So what? His first book, Angela's Ashes, has been a phenomenal success, artistically as well as financially. His second, 'Tis, has already boosted his bank balance considerably. And now the film of Angela's Ashes is about to be released.
Yet anyone watching Frank on The South Bank Show--the star of which was not the brilliant Melvyn Bragg but the bould Gerard Hannan of Radio Limerick One--could be forgiven for thinking that, though one of life's victors, he is one of it victims too. He may well have libelled Old Limerick--just as his film director Alan Parker libelled New Limerick in Sunday's programme--but there can be no doubt that, due to his father's alcoholism and lesser factors, McCourt had a miserable childhood.
To his credit, he survived but he must have suffered psychological wounds. Nor was his manhood in America always a healing process. Two marriages broke down and there were tensions between him and his mother and brothers.

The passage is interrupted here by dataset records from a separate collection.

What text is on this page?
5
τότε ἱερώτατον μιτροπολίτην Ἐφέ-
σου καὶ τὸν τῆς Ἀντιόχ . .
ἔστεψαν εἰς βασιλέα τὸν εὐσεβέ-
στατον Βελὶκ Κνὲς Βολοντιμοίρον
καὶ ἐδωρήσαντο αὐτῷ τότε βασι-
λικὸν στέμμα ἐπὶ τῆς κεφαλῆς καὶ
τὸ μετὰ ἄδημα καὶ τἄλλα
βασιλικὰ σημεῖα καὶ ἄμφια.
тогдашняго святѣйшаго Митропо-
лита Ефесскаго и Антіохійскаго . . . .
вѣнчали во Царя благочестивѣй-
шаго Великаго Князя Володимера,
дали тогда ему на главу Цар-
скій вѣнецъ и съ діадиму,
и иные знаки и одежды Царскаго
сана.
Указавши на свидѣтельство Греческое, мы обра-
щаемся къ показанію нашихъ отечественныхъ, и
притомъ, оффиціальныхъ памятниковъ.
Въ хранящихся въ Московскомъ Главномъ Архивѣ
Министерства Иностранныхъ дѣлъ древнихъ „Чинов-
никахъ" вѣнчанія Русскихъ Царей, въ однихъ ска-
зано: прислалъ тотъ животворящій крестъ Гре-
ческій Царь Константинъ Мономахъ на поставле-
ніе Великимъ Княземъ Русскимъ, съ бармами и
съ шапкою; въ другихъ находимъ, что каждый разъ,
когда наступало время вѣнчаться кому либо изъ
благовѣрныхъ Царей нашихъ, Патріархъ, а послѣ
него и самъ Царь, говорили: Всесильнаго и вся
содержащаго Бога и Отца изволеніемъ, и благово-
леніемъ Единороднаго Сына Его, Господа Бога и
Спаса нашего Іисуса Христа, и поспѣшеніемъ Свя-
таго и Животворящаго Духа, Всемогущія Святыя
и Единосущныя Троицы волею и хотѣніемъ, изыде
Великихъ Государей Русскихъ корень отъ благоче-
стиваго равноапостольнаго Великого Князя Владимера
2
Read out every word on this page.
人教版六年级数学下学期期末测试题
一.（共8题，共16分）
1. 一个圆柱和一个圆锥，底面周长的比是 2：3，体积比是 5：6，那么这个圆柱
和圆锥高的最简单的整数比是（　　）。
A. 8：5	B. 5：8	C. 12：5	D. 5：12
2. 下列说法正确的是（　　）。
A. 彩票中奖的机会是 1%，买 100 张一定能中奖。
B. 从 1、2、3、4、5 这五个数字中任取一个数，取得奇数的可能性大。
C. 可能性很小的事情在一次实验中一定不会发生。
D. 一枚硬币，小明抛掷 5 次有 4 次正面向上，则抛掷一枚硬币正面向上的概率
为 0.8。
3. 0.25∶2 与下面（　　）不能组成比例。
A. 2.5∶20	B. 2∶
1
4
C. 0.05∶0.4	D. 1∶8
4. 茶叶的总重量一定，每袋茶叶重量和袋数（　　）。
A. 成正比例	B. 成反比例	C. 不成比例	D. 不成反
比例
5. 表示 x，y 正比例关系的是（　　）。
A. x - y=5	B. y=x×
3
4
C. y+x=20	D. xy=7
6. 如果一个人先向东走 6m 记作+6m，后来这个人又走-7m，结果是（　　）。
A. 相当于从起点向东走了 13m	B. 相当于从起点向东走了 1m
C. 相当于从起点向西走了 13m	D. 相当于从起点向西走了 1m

He again experienced social exclusion. And for all his money and fame he remains in a sense an outsider: an Irishman in America and an American in Ireland. Limerick is no exception.
Limerick, despite its reputation for clannishness, has to be one of the most welcoming cities in the world, although to listen to McCourt you would never guess. But Limerick, with the exception of a certain elite, has not welcomed him back to its bosom. That, in view of his continuing bitterness, is not unnatural.
Yet is his failure to understand Limerick then or now sufficient reason to cold-shoulder him? If Limerick is to remain true to its wonderful tradition of loyalty to its own, native and blow-in alike, it will try to understand him. Whatever the cause, he is one of her wounded sons, and he is still hurting.
Come home soon, Frank. All is forgiven.